Le voisin d'en face hait son voisin d'en face. le voisin d'en face est un voyeur qui ne cesse d'observer son voisin d'en face. Entre le 5 et le 6 de la rue de la Doulce Belette, la guerre est déclarée ! Max Corneloup et Eugène Fluche ne reculent devant rien pour mener leur guérilla : ils mobilisent leurs troupes, fourbissent leurs armes, embauchent la même femme de ménage pour espionner et déstabiliser l'autre, lancent des rumeurs, effectuent des actions de reconnaissance, minent le terrain. Comme dans les romans canoniques, ils peuvent compter sur des adjuvants et doivent se méfier des opposants. Par l'intermédiaire de leur journal, chacun prend la parole (la plume) à tour de rôle et expose son point de vue, tout en décrivant la vie quotidienne des deux immeubles et de leurs habitants, tous plus ou moins fêlés de la cafetière. Un point de vue anonyme, qui pourrait être celui de l'auteur ou tout au moins d'un narrateur omniscient, commente les faits, mais surtout recouvre toute l'histoire d'un brouillard d'incertitudes : "Prenons Eugène Pluche qui raconte ses aventures et présente ses théories, sur le "meurtre" de madame Brichon par exemple. Qu'est-ce qui prouve que tout ce qu'il dit est vrai ? Comment peut-on savoir que l'auteur d'un journal intime est sincère ?" (p.192)

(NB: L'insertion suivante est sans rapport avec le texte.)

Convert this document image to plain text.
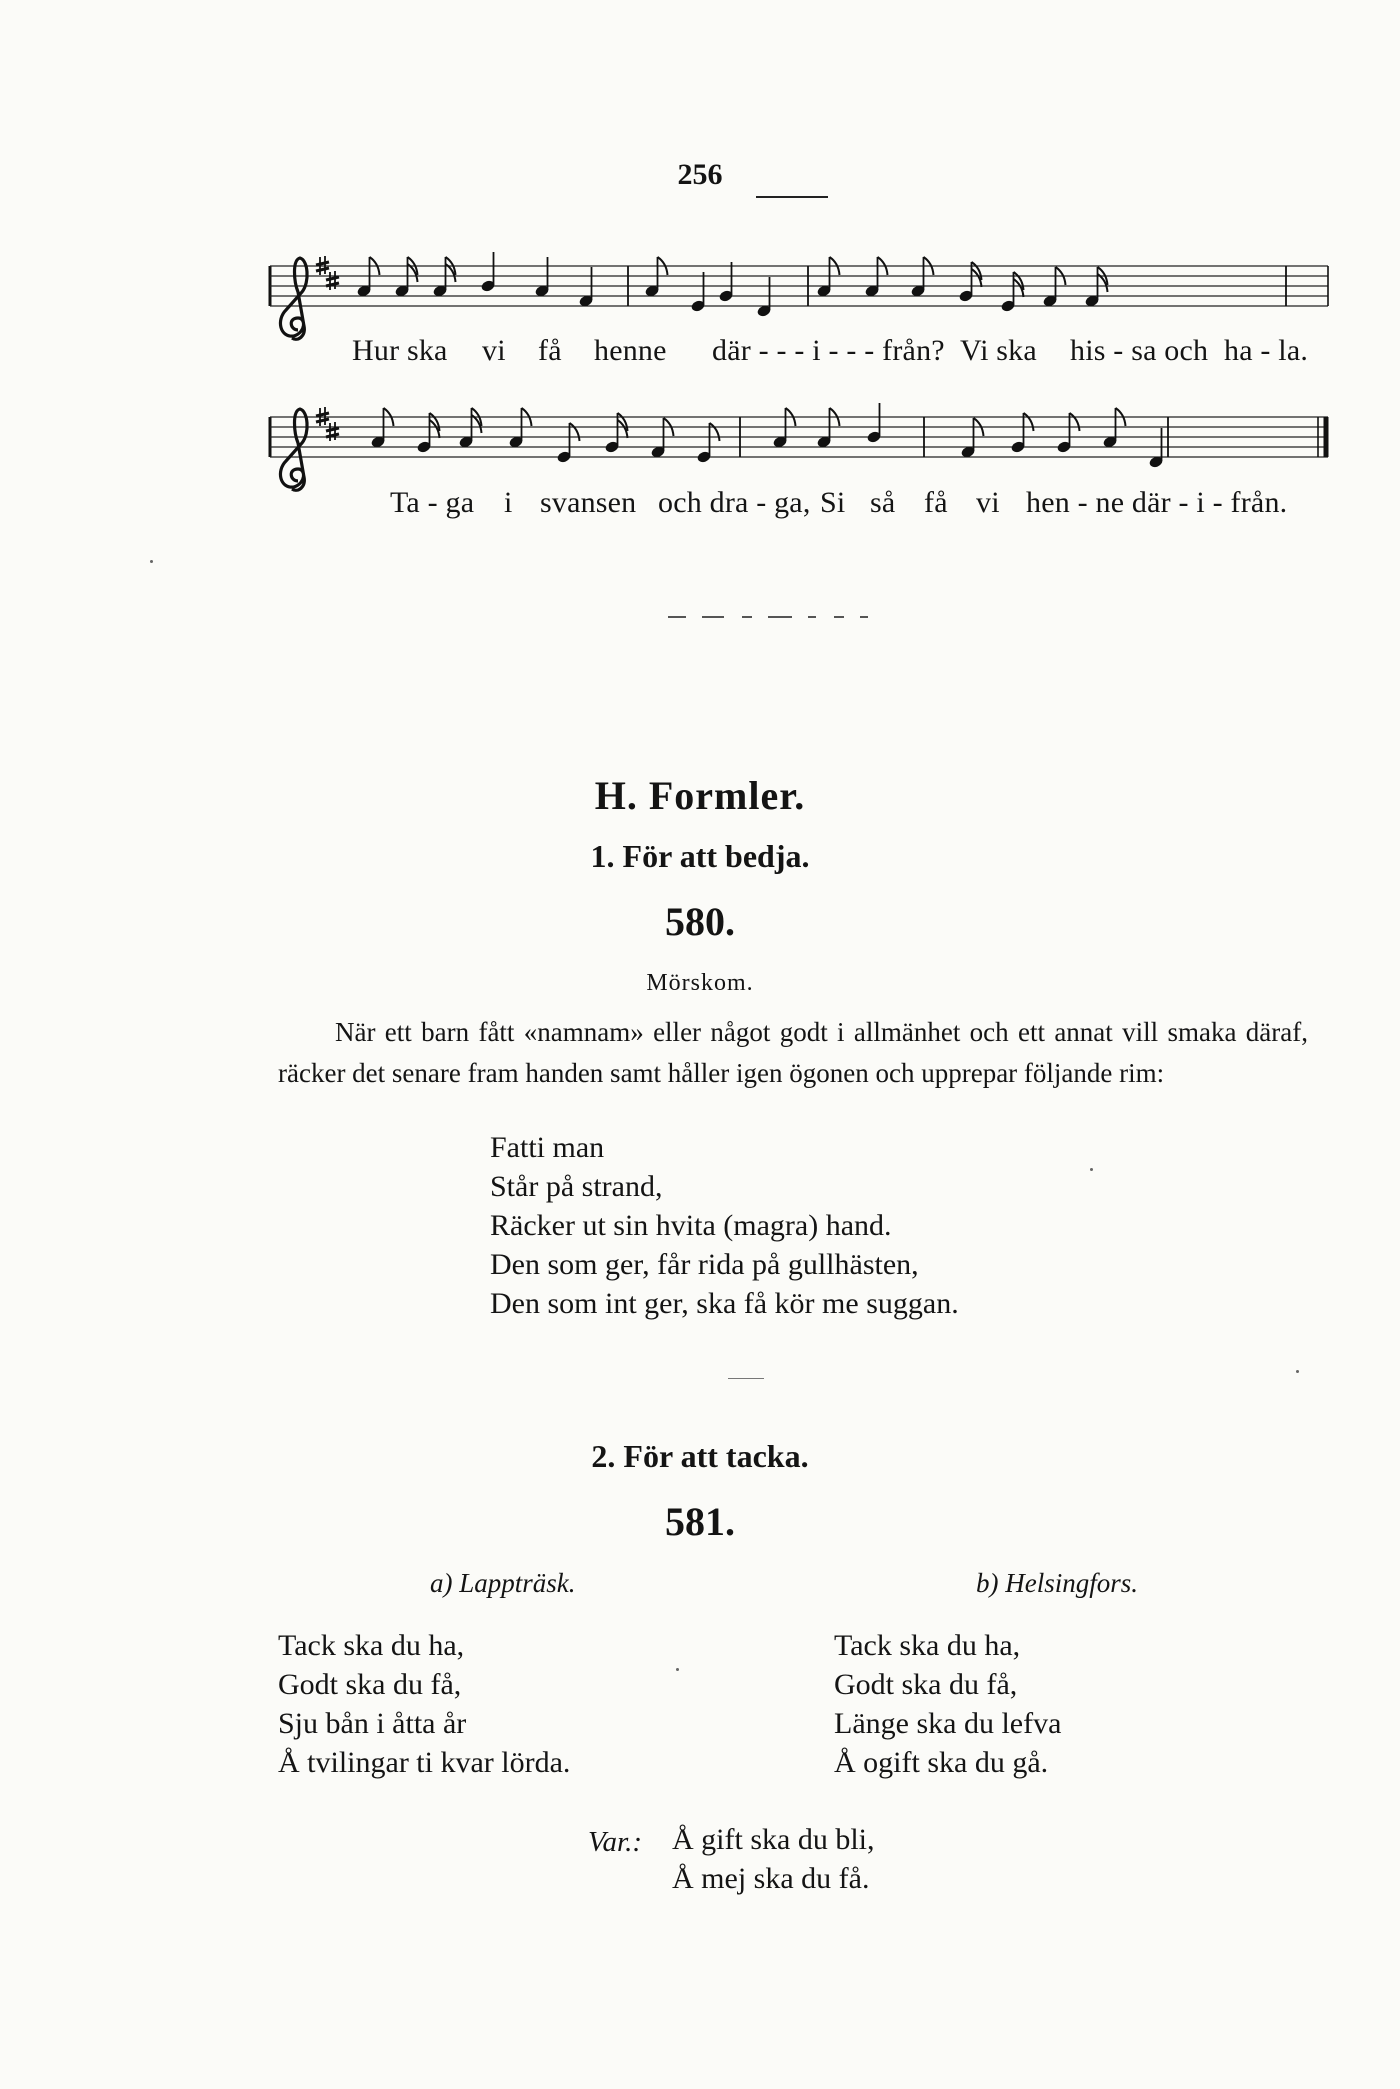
256
Hur ska vi få henne där - - - i - - - från? Vi ska his - sa och ha - la.
Ta - ga i svansen och dra - ga, Si så få vi hen - ne där - i - från.
H. Formler.
1. För att bedja.
580.
Mörskom.
När ett barn fått «namnam» eller något godt i allmänhet och ett annat vill smaka däraf, räcker det senare fram handen samt håller igen ögonen och upprepar följande rim:
Fatti man
Står på strand,
Räcker ut sin hvita (magra) hand.
Den som ger, får rida på gullhästen,
Den som int ger, ska få kör me suggan.
2. För att tacka.
581.
a) Lappträsk.	b) Helsingfors.
Tack ska du ha,
Godt ska du få,
Sju bån i åtta år
Å tvilingar ti kvar lörda.
Tack ska du ha,
Godt ska du få,
Länge ska du lefva
Å ogift ska du gå.
Var.: Å gift ska du bli,
Å mej ska du få.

Lorsque Madame Brichon, bouleversée par la disparition de son chien, meurt en sautant à l'élastique du haut du toit, la question se pose : meurtre ou suicide ? le commissaire Taneuse fait alors son entrée en scène et, au fil d'entretiens farfelus avec les témoins, semble soupçonner Corneloup. Mais voilà que d'autres morts suspectes se produisent et les cartes se brouillent toujours davantage jusqu'au double coup de théâtre final.
Manipulé, piégé, le lecteur n'a plus qu'à repartir en arrière pour chercher à quelle bifurcation il a pris le mauvais chemin des hypothèses... et à éclater de rire de s'être si bien fait avoir !
Avec sa construction au cordeau et sous la loufoquerie des personnages et de l'intrigue, le roman de
J.M. Erre nous fait entrer dans la petite fabrique de la fiction et c'est à la fois divertissant et intelligent. J'ai trouvé ce roman épatant !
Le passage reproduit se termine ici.